Hungary’s windfall tax to mainly target energy companies and banks

Oil and gas group MOL's refinery in Százhalombatta, central Hungary. (molgroup.info)
By Dénes Albert
2 Min Read

MOL, the integrated oil and gas group, will be the largest single contributor to the Hungarian windfall tax announced earlier this week, Prime Minister Viktor Orbán revealed on Wednesday.

Cabinet minister Gergely Gulyás reportedly told the weekly cabinet briefing that MOL will have to contribute 300 billion Hungarian forints (€768 million), mainly on account of its growing profits from refining Russian Ural blend crude which remains significantly cheaper than the western standard Brent crude.

As this site reported earlier, MOL had a bumper year in 2021: consequently, the shareholders’ general meeting approved a dividend of 100 Hungarian forints (€0.27) per share plus a 200 Hungarian forints (€0.54) dividend bonus, the highest amount in a decade.
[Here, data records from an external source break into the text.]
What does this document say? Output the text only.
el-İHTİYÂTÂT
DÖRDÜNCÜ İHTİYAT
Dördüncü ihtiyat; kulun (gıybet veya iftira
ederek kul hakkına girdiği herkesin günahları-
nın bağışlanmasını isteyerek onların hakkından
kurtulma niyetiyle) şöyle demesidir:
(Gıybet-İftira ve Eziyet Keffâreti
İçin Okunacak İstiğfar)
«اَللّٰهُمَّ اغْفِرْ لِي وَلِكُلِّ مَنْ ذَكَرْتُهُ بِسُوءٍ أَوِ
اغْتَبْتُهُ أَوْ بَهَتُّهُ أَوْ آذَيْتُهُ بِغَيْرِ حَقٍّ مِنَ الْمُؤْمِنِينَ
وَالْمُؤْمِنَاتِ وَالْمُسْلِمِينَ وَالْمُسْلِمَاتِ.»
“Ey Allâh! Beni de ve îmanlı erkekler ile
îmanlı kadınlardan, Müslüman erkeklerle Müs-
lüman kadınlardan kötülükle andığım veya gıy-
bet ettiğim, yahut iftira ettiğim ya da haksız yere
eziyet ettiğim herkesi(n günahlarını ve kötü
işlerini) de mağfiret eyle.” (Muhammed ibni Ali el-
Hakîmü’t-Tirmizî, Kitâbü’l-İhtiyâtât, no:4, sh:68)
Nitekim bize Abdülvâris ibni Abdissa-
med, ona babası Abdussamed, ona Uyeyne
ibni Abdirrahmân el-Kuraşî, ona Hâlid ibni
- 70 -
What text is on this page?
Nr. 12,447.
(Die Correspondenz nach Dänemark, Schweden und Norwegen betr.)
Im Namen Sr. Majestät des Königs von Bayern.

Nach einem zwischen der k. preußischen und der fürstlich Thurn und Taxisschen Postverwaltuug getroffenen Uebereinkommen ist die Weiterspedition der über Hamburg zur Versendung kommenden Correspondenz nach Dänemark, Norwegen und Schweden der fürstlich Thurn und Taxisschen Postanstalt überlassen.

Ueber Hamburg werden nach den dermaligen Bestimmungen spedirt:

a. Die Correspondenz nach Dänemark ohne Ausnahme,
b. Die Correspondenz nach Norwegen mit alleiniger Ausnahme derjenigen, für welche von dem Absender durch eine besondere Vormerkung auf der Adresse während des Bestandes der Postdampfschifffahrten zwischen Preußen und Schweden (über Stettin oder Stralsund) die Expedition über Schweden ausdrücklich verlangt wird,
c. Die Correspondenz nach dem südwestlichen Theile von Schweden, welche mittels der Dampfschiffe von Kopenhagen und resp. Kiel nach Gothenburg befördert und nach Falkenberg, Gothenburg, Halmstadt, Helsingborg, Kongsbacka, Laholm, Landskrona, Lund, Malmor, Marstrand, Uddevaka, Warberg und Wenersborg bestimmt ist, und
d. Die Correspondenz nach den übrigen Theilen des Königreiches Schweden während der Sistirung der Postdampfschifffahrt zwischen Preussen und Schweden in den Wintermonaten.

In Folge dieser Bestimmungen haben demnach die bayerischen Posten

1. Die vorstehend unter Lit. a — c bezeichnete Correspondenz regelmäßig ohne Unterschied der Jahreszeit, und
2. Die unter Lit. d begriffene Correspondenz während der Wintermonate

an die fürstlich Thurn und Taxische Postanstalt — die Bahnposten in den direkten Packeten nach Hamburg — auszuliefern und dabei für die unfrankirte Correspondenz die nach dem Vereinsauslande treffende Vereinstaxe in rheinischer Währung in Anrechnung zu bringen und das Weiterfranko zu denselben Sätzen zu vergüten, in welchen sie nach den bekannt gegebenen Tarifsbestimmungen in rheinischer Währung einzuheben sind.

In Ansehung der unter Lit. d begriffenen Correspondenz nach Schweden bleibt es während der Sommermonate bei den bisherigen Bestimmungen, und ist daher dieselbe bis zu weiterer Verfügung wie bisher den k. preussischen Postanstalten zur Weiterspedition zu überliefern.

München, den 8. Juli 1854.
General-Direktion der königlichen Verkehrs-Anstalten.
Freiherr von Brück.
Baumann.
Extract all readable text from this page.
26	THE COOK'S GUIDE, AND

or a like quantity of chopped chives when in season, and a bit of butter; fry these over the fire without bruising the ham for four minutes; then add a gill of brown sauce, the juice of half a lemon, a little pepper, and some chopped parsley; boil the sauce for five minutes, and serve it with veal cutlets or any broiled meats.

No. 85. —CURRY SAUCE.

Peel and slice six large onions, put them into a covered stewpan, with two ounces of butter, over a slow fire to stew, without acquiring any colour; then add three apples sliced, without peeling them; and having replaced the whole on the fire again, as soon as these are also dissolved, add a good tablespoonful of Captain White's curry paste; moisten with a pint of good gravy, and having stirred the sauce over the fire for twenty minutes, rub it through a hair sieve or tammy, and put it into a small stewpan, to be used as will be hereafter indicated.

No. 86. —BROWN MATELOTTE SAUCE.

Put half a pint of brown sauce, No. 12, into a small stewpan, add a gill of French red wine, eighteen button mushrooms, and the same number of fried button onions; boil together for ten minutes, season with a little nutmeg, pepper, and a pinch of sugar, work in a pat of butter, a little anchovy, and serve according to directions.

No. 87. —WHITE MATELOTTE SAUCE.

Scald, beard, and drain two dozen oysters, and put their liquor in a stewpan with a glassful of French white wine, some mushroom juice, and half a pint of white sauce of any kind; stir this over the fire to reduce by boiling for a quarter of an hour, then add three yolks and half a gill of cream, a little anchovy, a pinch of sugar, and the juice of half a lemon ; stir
“Those who make extra profit in this war situation are being asked to help the people and contribute to the country’s defense costs,” the prime minister said on Wednesday. “As we have promised, we will protect families, retirees, jobs and overhead cuts even in a protracted war situation.”

The second highest contributor will be the banking sector with a windfall tax of 250 billion Hungarian forints (€640 million) and an additional 50 billion Hungarian forints (€128 million) in transaction fees.

Asked whether the banks will defer the extra taxes to customers, Gulyás replied: “Not if there is competition among banks.”

The other sectors that must contribute are retail trade with 60 billion Hungarian forints (€154 million), insurance companies with 50 billion Hungarian forints (€128 million), telecommunications companies with 40 billion Hungarian forints (€102 million) and pharmaceuticals trade with 20 billion Hungarian forints (€51 million) and the currently tax-free advertising sector, which next year will have to pay taxes of 15 billion Hungarian forints (€38 million).

Orbán said the windfall tax — designed to help pay for the cost of capping utility prices and the requirement to rearm and bolster national defenses — will be in effect until the end of next year.